I've been eager to beer batter again after my success with the beer battered haggis balls I made as a starter at Christmas. This time I decided to beer batter some garlic mushrooms. I adore mushrooms! What could be better?
The batter is glorious. Puffed up, golden and crunchy with the subtle flavour of spices. The mushrooms are juicy with the flavour of garlic and a good seasoning of black pepper brings out the earthy flavour.
This is such a fabulous batter. It's super easy to make and it never goes wrong. It puffs up while it's cooking and has a wonderful golden colour.. It's very light but it also has a great crunch.

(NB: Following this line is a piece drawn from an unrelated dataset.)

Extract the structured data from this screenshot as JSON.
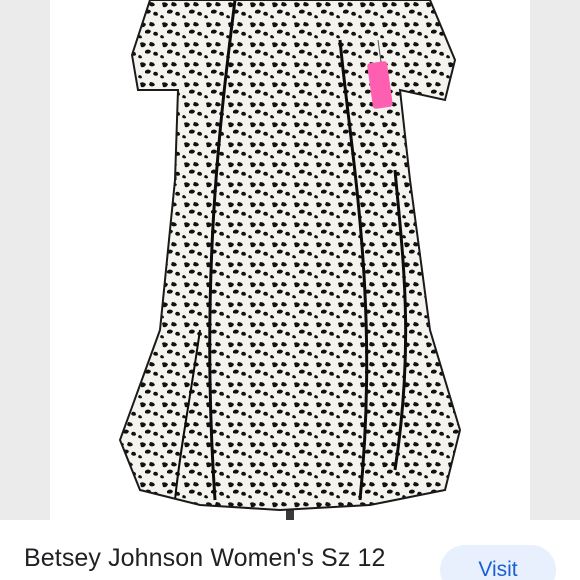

You must try it. It's made in seconds. All you do is season your flour, pour in the beer and whisk. There. That's it. Ready to use.
Mushrooms are a great choice too as there's need to cook them. Just season them with black pepper and toss in some crushed garlic. As simple as that. If you aren't keen on garlic, then just leave it out. I've made these without garlic and the mushrooms are still succulent and tasty in this crisp batter.
Of course they need a bowl of ketchup for dunking!
Beer Battered Garlic Mushrooms
Succulent garlic mushrooms in crispy, golden beer batter which is lightly spiced. A really quick starter your family will love.
- 4 portobello mushrooms (or other large flat mushrooms)
- 2-3 cloves garlic, crushed
- 125 g self-raising flour
- 2 tsp smoked paprika
- a good grinding of salt and pepper
- 330ml beer
- enough rapeseed or vegetable oil to cover the mushrooms
1. Heat the oil in a wok or other deep sided pan.2. Slice the mushrooms. 3. Toss the mushrooms in the garlic and season with salt and pepper.4. Add the flour to a bowl and season it with paprika, salt and pepper, then pour in the beer and whisk. You'll have a batter the pouring consistency of double cream.5. Test the oil is hot enough by dripping a little batter in. If it sizzles, puffs up a little and starts to turn golden, then it's ready.6. Dip the mushrooms in the batter and gently drop into the oil. Do a few slices at once. Once you can just see the underside turning golden, flip them over for a few more seconds, then lift them out and dry them on kitchen paper.7. Serve with salad and mayonnaise for a starter or with ketchup for dunking as a snack.